ITA Software will charge airlines 40 cents per segment booked through its new "alternative" GDS, chief executive officer Jeremy Wertheimer said.
That's about 10% of what the traditional GDSs charge.
And unlike other alternative booking methods, some of which involve direct connections between airlines and major travel agencies, ITA plans to develop a full-service GDS, with hotel, cruise and car rental participation.
The system, whose working title is its IATA designator, 1U, was a natural next step for ITA, Wertheimer said. It already had the shopping and pricing "half" of a GDS -- it licenses the software to Orbitz and several airlines -- so it was logical to add the booking side.

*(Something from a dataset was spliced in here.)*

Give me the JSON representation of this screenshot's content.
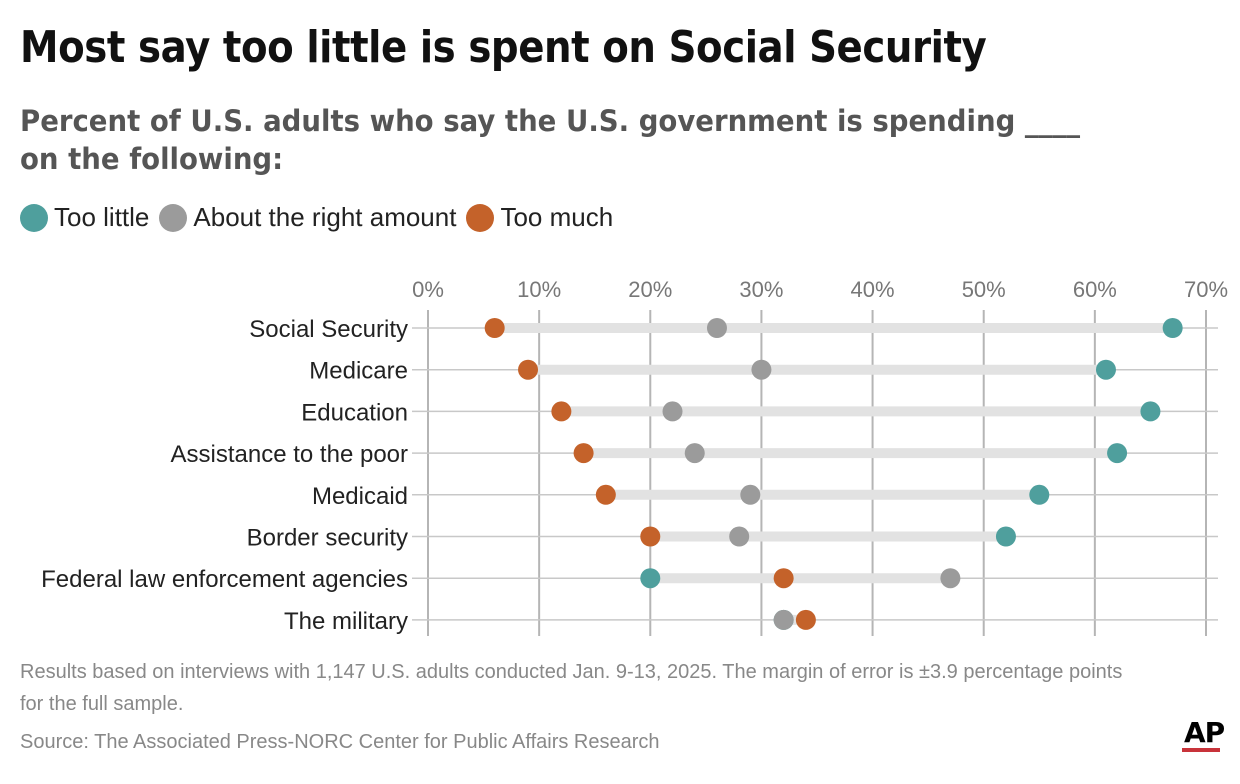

ITA was heading in that direction anyway, but the effort got a jumpstart last summer, when "everybody got into high gear" over GDS fees, Wertheimer said.
The summer was marked by Northwest Airlines' move to collect a "cost-sharing fee" from travel agencies for GDS bookings. Northwest is one of a handful of airlines that has a dedicated agent Web site, and it was trying to drive agents to use it.
The carrier backed off, but the topic remained heated, and Wertheimer said several airlines approached ITA with a plea to "do something."
But if it weren't for the airlines' dissatisfaction with GDS fee structures, would there be a need for a new entrant? Would a new GDS simply reinvent the wheel with different technology?
Yes and no, in that order, Wertheimer said.
"One motivator is that every 30 or 40 years, you change your technology," he said. "There are various advantages, besides it being less expensive."
The old systems were built using mainframe technology, and although they have moved some functions to newer open-systems technology, there is a distinct advantage to building a modern version from scratch, he said.
"With smaller computers, you can be more flexible and have different versions," he said.
Making changes is easier, he said. "The famous example is when British Airways puts in a fourth cabin, and you can't [make the change] in the GDS."
Wertheimer believes that as airlines struggle to compete and to differentiate themselves, they "are going to do lots of clever marketing things" that need to be reflected in a travel agency system, and traditional GDSs simply are not nimble enough.
"It's just easier to write the whole thing from scratch," he said. "You can do it cleanly and in one piece, and the data are organized and carefully labeled."
The incumbents, on the other hand, have had to stitch together lots of different databases over the last three decades: TPF, frequent flyer, electronic ticket, Web site, etc., Wertheimer said.
And over the years, they have become "calcified."
"We've worked with GDSs before, and it's painful," Wertheimer said.
In addition, he said, in order to gain any modifications in the systems, suppliers and subscribers "have had to beg. You need to be able to generate your own kinds of reports."
"Since we're building it from scratch, we can say, 'What would you like?' And users can tell us that it's really difficult to keep track of this, or that thing doesn't properly transmit. We can make the processes more efficient."
ITA plans to connect the new system with hotels through Pegasus Solutions' traditional means, he said, but 1U will be able to more: It will go out onto the Web to collect data that is pertinent to a user's query.
ITA currently is working with car rental companies and plans to offer cruise bookings as well.
From an engineering standpoint, "air is the monstrously hard thing to do," Wertheimer said. While there is a certain amount of complexity in booking cruises, "there are 500 sailings a month with 10 different kinds of rooms, but it's not like having 100,000 flights every day."
Wertheimer noted that ITA Software's ability to find not only low fares but to seek out every available option "is the most differentiated thing we did," and the company plans to make that a hallmark of the new system as well.
"Our view has been that if you offer people information, you want them to trust you," he said.
ITA has been testing the new system and plans a release to a broad set of travel agencies this month.
Some time in the second quarter of this year, Wertheimer said, the system will be ready for a general rollout.
"1U" probably will not suffice as a name indefinitely, but Wertheimer relates an anecdote that may offer a clue to his druthers: "When I was an student, people used to give their programs funny names," he said. "Everyone did it except for one guy named Winston."
For lack of a name, he said, Winston's programs became known as "Winston's programs."
"That's pretty good marketing if you have the right product," Wertheimer said.